One day we took a bus to the Calabishie area. While there, we explored Hodges Bay Beach, near where my Kentucky friends stayed during their visit earlier this month. This isolated Hodges Bay has a river that empties into the ocean, some rocky offshore islands, and some interesting red rock formations to climb around. The first picture below shows an overview of this secluded beach from a hill above the bay (notice the river cutting through the beach). The second picture looks up the river from the beach. The third picture is as far south as I was able to go along the rocks. The last picture looks out towards some large rocks in the ocean just off the beach. I hope these four pictures convey the beauty of this little known beach--just one of many on "the Nature Island."Click on this link to see my favorite 90 second video. If you want to see more, check out his other videos on that YouTube page, all of which show the wild beauty of Hodges Bay.
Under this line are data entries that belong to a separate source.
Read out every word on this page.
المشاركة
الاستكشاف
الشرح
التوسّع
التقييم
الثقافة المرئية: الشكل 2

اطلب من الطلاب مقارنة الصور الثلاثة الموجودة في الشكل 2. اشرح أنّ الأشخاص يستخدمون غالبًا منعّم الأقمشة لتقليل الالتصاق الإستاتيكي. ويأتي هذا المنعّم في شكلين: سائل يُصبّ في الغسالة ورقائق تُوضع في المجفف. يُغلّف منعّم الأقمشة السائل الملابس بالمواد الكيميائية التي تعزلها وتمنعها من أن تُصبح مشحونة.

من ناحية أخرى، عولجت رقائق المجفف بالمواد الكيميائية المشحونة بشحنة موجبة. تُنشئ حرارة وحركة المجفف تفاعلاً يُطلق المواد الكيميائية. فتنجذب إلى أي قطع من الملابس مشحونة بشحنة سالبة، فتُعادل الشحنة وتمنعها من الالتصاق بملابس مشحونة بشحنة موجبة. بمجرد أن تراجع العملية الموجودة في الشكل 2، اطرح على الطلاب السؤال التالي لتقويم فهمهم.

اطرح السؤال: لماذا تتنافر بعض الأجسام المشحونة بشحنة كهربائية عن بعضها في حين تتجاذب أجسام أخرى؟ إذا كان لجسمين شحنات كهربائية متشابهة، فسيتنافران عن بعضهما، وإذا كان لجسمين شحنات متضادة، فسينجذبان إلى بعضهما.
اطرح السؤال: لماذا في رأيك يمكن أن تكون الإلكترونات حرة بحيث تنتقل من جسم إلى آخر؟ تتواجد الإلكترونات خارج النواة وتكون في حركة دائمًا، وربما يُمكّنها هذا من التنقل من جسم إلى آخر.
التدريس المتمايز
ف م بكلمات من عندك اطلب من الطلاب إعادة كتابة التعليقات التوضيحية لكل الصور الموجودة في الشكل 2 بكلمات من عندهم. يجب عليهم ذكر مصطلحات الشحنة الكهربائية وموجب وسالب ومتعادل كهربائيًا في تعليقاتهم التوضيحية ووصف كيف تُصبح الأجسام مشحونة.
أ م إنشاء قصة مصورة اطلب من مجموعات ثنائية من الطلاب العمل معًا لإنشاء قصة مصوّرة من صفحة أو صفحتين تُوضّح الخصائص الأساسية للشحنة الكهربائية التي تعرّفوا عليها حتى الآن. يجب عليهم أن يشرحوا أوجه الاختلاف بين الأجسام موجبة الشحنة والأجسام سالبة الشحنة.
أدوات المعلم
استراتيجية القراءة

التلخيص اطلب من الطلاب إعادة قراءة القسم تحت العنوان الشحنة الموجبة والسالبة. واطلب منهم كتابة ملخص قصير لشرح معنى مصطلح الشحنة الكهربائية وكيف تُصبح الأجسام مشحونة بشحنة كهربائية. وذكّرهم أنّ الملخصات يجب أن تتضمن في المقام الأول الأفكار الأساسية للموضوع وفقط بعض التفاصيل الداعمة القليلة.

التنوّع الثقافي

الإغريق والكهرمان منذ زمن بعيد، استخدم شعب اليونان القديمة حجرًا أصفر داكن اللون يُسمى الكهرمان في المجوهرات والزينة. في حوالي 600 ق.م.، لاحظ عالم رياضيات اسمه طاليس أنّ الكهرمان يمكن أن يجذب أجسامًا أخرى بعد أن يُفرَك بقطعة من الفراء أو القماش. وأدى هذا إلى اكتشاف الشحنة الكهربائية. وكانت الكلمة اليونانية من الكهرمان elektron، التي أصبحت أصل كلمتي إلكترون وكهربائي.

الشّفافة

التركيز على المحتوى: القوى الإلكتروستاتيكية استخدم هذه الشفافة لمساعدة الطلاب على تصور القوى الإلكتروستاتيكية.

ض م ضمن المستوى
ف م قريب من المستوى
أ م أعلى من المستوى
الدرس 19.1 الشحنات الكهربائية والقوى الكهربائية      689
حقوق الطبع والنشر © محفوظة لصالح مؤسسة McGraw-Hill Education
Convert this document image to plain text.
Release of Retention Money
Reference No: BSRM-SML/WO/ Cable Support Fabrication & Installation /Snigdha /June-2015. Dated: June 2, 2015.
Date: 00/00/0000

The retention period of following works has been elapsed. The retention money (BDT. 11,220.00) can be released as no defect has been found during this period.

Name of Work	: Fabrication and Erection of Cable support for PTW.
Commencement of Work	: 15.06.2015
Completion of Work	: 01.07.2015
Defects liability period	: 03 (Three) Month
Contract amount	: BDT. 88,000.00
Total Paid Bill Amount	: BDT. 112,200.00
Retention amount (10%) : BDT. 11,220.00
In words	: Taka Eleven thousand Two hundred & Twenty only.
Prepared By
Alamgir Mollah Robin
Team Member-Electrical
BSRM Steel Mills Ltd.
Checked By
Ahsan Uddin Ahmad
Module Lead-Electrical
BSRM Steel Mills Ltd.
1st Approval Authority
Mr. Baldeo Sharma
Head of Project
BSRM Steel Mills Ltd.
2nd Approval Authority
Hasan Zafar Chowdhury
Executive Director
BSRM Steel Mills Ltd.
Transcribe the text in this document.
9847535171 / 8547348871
On another day, a group of us went to Batibou Beach. It is down the Atlantic coastline from our village. The first shot was taken from the access road rounding a curve on a cliff above the beach. That isn't another aerial drone picture--that's taken from the edge of the cliff. The other shot was taken on the beach itself (with the hillside cliff in the background).
Not far from Batibou Beach is the old Hampstead Estate, along the Hampstead River. We walked there after leaving Batibou. What makes this deteriorating remnant from colonial days interesting is that it was the site for the filming of a famous scene from “Pirates of the Caribbean – Dead Man's Chest.” A swordfight takes place at an old mill, whose waterwheel eventually breaks free. The combatants continue their swordfighting while maintaining their balance as the wheel rolls through the jungle. The first picture below shows the abandoned concrete roadway built solely for a waterwheel to roll on during the filming (I knew about this because my neighbor in the village had worked for the movie production company during the filming). The second photo is the old mill building itself. The last photo is original waterwheel at this old mill, which is still firmly attached (and not rolling through the jungle).
Finally, a group of students accompanied me out of our valley, across the ridge, and down into the Blenhim River valley, which we followed to where it empties into the sea. Before reaching the sea, the river widens and deepens prior to crossing the beach. Below is a picture of me on this isolated beach, which despite its proximity, none of my students had ever visited before. [This had been my intended destination the day we ended up walking to a hotel for an impromptu pool party, and the previous blog story about that day includes a nice picture looking down on this beach from the hillside.]